The Synced-Up Fireflies of the Great Smoky Mountains
Dollywood’s just down the road, but for two weeks every summer, the gaudiest show for miles around can be found deep in the woods
Last month, I saw something spectacular, something I’d only heard about a few months before—a forest filled with fireflies blinking together in a pile-up of crazy patterns, like several different bunches of Christmas lights gone haywire.
It was an amazing sight—but one that my camera, unfortunately, wasn’t up to the challenge of capturing. As always, YouTube comes through in the clutch. Check them out here and here to get an idea of what it was like.
Unlike garden-variety fireflies, whose males flash their patterns without seeming to pay attention to the males around them, the species we saw, Photinus carolinus, has a lot more team spirit. Although to the untrained eye they don’t look physically any different that those you may be lucky enough to have in your backyard right now, P. carolinus likes to blink together. Typically, one firefly starts and then other males join in, in a mate-finding game of follow the leader.
But why? It’s still a bit of a mystery. It might be that the synchronized flashing helps females home in on the males that are nearest to them, since otherwise all that would result from all that visual noise is chaos. The synchrony might also help P. carolinus females locate the males of their species, since the Great Smokies have at least nineteen other species of lightning bugs, and that’s a lot of irrelevant options to sift through.
Although other synchronized firefly species have been documented for many years in places like Malaysia, Thailand, and Indonesia, those in the Smokies were virtually unknown until the early 1990s, when a local resident brought them to the attention of Jonathan Copeland, a professor of biology at the Georgia Southern University. He was initially skeptical that synchronous behavior existed in the Smokies as well as southeast Asia, but was soon convinced.
Locals (like the tipster) had been taking in the light show from their cabins and backyards for many years, but it only became common knowledge after Professor Copeland published his findings in 1995.
Every year after, the crowds heading to the Smoky Mountains have grown larger and larger. Although similar light shows exist in other parts of the eastern United States, the Great Smoky Mountains’ population of P. carolinus is probably the largest—and it’s definitely the most well-known.
And that’s what brought us heading toward the park that June evening, at a time when people are usually headed back down to the touristy delights of Gatlinburg and Pigeon Forge. Getting to the fireflies wasn’t really that different from seeing any other major concert or festival—it took a bit of waiting. First, after an enormous early-bird dinner that featured several huge sweet teas and way too much fried chicken and fritters, we drove to the Smoky Mountains’ Sugarland Visitor Center, where we and the other firefly fans lined up patiently for shuttle buses to take us up into the woods, our picnic blankets and lawn chairs (and maybe a little wine) in tow.
After about a half-hour on the bus, we got out in the Elkmont area and were given a short briefing that included the loan of a piece of colored plastic to put over our flashlights to help keep the fireflies from being distracted.
Then we set off for a walk down the main road, trying to head out as long we could to get away from the crowds.
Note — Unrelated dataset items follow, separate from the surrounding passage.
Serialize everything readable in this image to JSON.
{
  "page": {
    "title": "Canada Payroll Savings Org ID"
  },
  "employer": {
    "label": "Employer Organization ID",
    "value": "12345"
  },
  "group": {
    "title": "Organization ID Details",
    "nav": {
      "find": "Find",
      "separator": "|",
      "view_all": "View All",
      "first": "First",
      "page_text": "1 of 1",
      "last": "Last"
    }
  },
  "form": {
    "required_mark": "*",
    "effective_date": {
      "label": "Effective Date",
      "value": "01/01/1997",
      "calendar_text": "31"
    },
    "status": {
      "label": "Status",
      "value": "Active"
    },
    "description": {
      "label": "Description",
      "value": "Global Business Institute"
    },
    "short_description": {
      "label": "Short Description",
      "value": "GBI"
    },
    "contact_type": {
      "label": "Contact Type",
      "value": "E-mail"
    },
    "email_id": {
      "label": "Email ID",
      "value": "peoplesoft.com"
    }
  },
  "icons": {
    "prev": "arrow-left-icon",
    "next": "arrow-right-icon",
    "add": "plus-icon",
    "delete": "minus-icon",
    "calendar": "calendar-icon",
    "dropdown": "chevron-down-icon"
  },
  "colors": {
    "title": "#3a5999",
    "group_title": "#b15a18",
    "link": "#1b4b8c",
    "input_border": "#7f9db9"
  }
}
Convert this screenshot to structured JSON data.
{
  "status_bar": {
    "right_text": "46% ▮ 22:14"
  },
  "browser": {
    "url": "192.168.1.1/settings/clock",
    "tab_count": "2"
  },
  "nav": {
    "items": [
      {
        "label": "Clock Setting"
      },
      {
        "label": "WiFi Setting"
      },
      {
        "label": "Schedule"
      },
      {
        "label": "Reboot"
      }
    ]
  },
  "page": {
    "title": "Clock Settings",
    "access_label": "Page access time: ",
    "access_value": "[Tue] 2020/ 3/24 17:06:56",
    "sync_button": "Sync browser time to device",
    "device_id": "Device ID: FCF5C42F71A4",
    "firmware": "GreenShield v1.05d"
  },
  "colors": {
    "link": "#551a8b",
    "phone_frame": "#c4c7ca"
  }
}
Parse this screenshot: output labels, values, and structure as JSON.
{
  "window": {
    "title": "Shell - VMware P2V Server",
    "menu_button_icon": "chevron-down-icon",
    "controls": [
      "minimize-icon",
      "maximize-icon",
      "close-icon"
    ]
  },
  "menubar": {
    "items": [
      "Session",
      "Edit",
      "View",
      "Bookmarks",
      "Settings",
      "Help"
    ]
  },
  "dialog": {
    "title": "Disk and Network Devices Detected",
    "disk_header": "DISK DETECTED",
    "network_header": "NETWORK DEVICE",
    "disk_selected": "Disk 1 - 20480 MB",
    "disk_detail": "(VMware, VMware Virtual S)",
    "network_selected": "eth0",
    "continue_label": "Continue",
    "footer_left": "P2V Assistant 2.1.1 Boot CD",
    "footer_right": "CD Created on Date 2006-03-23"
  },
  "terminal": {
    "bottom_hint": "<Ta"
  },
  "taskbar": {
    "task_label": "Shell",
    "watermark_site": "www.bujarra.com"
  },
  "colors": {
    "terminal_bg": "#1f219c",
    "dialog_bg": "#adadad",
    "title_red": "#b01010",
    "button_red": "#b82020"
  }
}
In the end, it turned out to not be that important—there was plenty of woods for everyone. Once we got settled and found our snacks, it was time to chill for a while, because these fireflies don’t start blinking until it’s almost completely dark.
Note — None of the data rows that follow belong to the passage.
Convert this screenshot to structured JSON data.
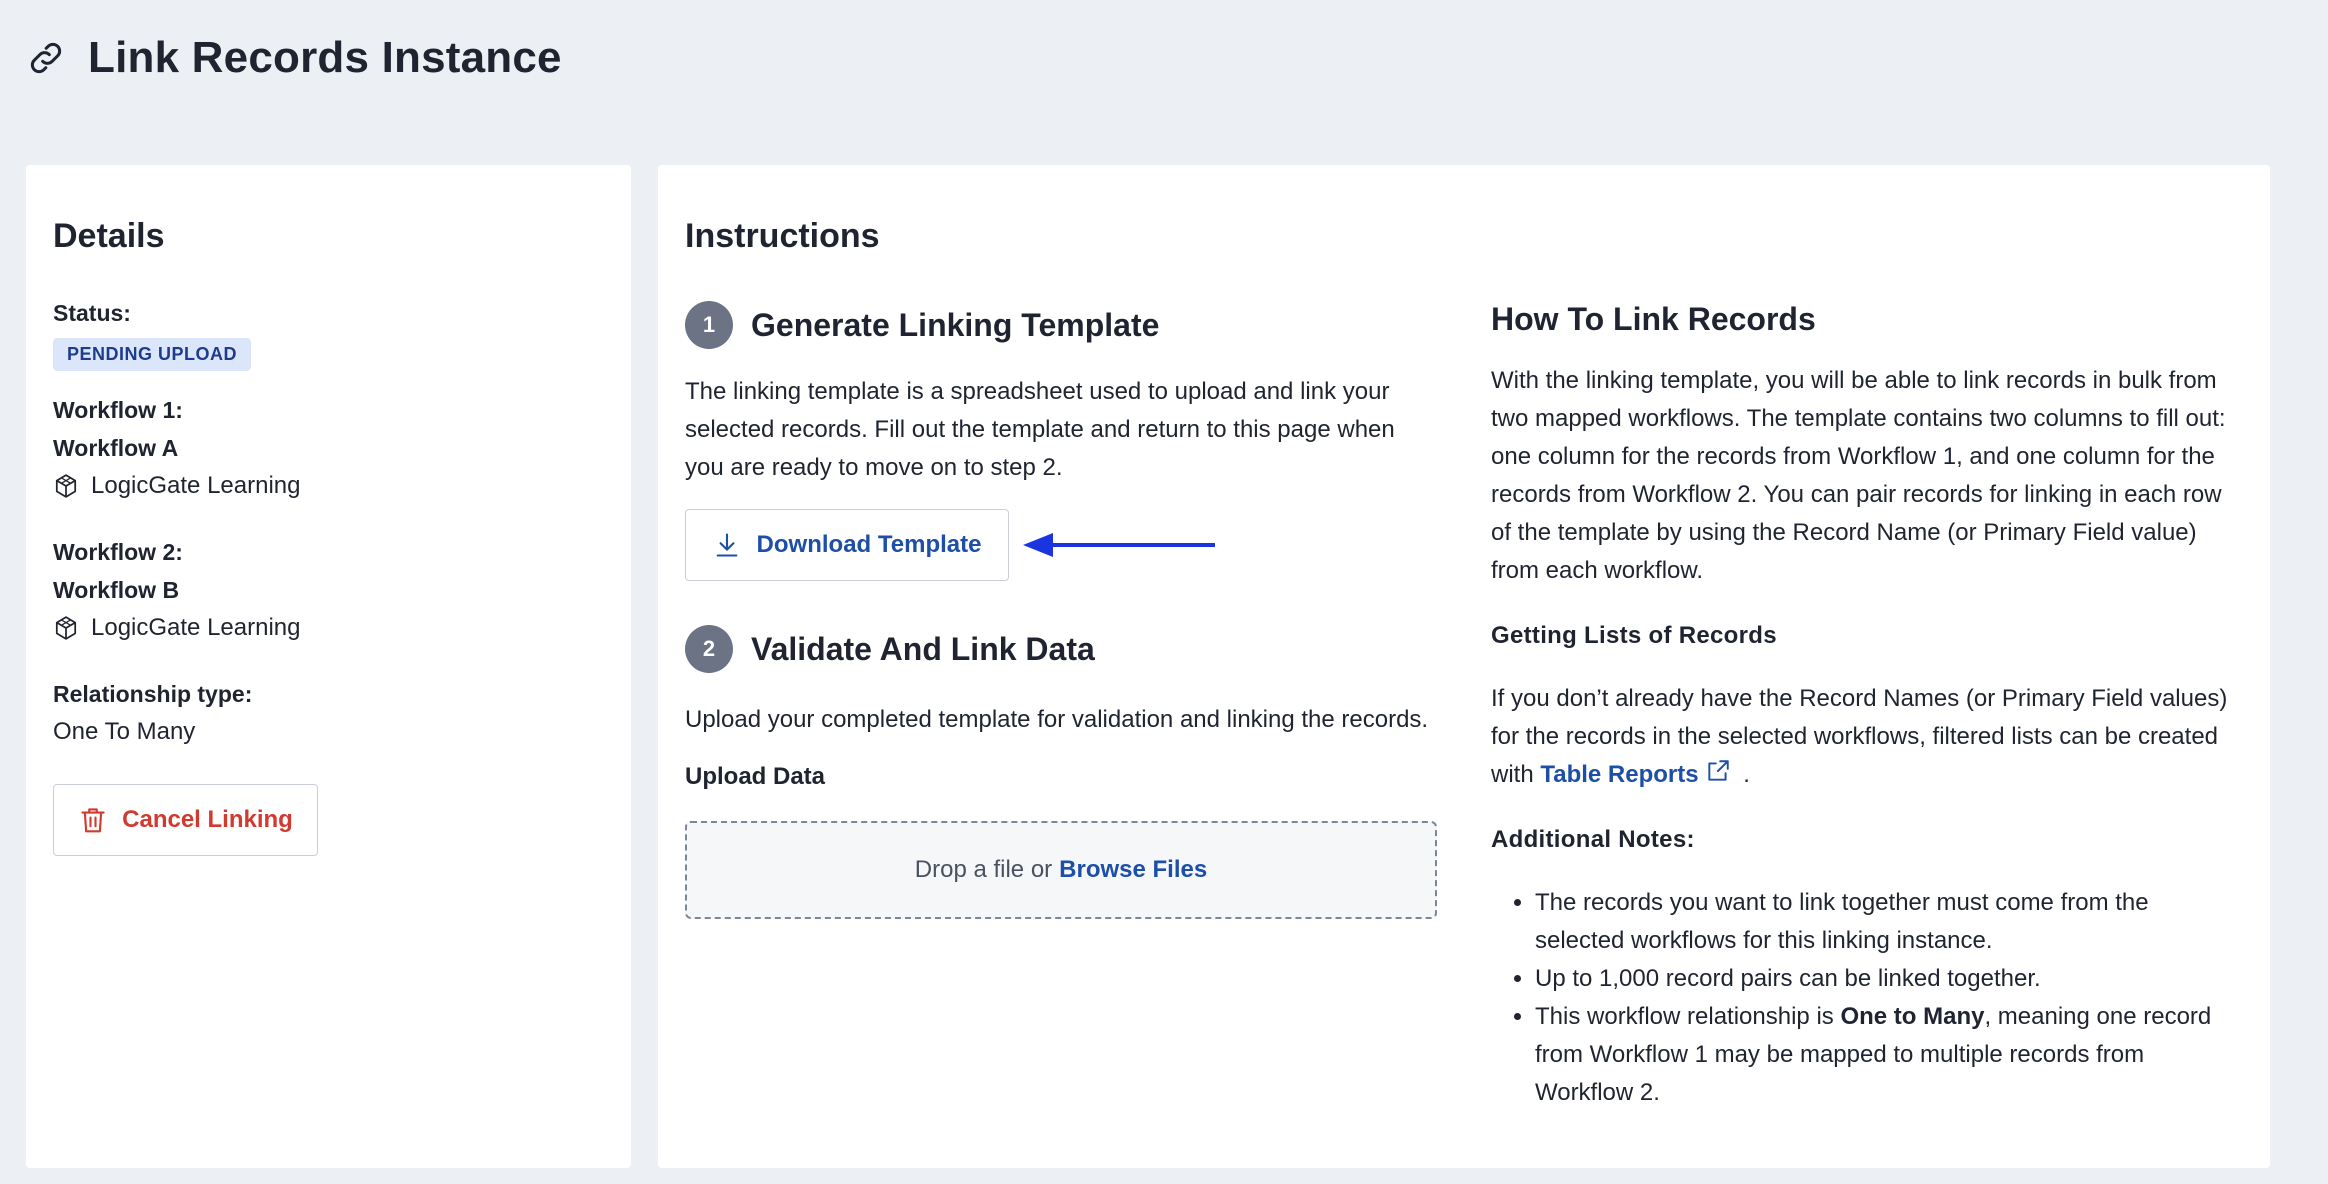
{
  "header": {
    "title": "Link Records Instance",
    "icon": "link-icon"
  },
  "details": {
    "title": "Details",
    "status_label": "Status:",
    "status_value": "PENDING UPLOAD",
    "workflow1_label": "Workflow 1:",
    "workflow1_name": "Workflow A",
    "workflow1_app": "LogicGate Learning",
    "workflow2_label": "Workflow 2:",
    "workflow2_name": "Workflow B",
    "workflow2_app": "LogicGate Learning",
    "relationship_label": "Relationship type:",
    "relationship_value": "One To Many",
    "cancel_label": "Cancel Linking"
  },
  "instructions": {
    "title": "Instructions",
    "step1": {
      "number": "1",
      "title": "Generate Linking Template",
      "text": "The linking template is a spreadsheet used to upload and link your selected records. Fill out the template and return to this page when you are ready to move on to step 2.",
      "download_label": "Download Template"
    },
    "step2": {
      "number": "2",
      "title": "Validate And Link Data",
      "text": "Upload your completed template for validation and linking the records.",
      "upload_label": "Upload Data",
      "drop_text": "Drop a file or",
      "browse_label": "Browse Files"
    },
    "how_to": {
      "title": "How To Link Records",
      "text": "With the linking template, you will be able to link records in bulk from two mapped workflows. The template contains two columns to fill out: one column for the records from Workflow 1, and one column for the records from Workflow 2. You can pair records for linking in each row of the template by using the Record Name (or Primary Field value) from each workflow.",
      "lists_title": "Getting Lists of Records",
      "lists_text": "If you don’t already have the Record Names (or Primary Field values) for the records in the selected workflows, filtered lists can be created with",
      "table_reports_link": "Table Reports",
      "lists_text_end": ".",
      "notes_title": "Additional Notes:",
      "note1": "The records you want to link together must come from the selected workflows for this linking instance.",
      "note2": "Up to 1,000 record pairs can be linked together.",
      "note3_pre": "This workflow relationship is",
      "note3_bold": "One to Many",
      "note3_post": ", meaning one record from Workflow 1 may be mapped to multiple records from Workflow 2."
    }
  },
  "colors": {
    "accent": "#1d4fa8",
    "danger": "#d23a2f",
    "badge_bg": "#dce6fa",
    "arrow": "#1a35e0"
  }
}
The many other people there were a little distracting at first—I’m looking at you, chattering college kids and women busily fidgeting with your fancy camera on a tripod—but everyone quieted down as soon as dark finally came.
By then it was showtime, and the whole forest got quiet. And lit up.
Want to go yourself?
The flashing occurs for only two weeks or so, usually starting around late May. Because of this short window, and because it happens in what’s the most-visited national park in the US, getting here takes some planning and a little hassle. Still, I thought it was more than worth it.
Many people come and camp in Elkmont during this time specifically to see the fireflies. If you’re not up for that, you’ll need to get a parking pass ahead of time, or you won’t be allowed in the park at night. The passes go on sale a couple months before the show—this year they were available starting in late April—and they usually sell out, so plan ahead.
And although there didn’t seem to be any mosquitoes to speak of when we went, we were probably just lucky: definitely load up on repellent. And be ready to be impressed.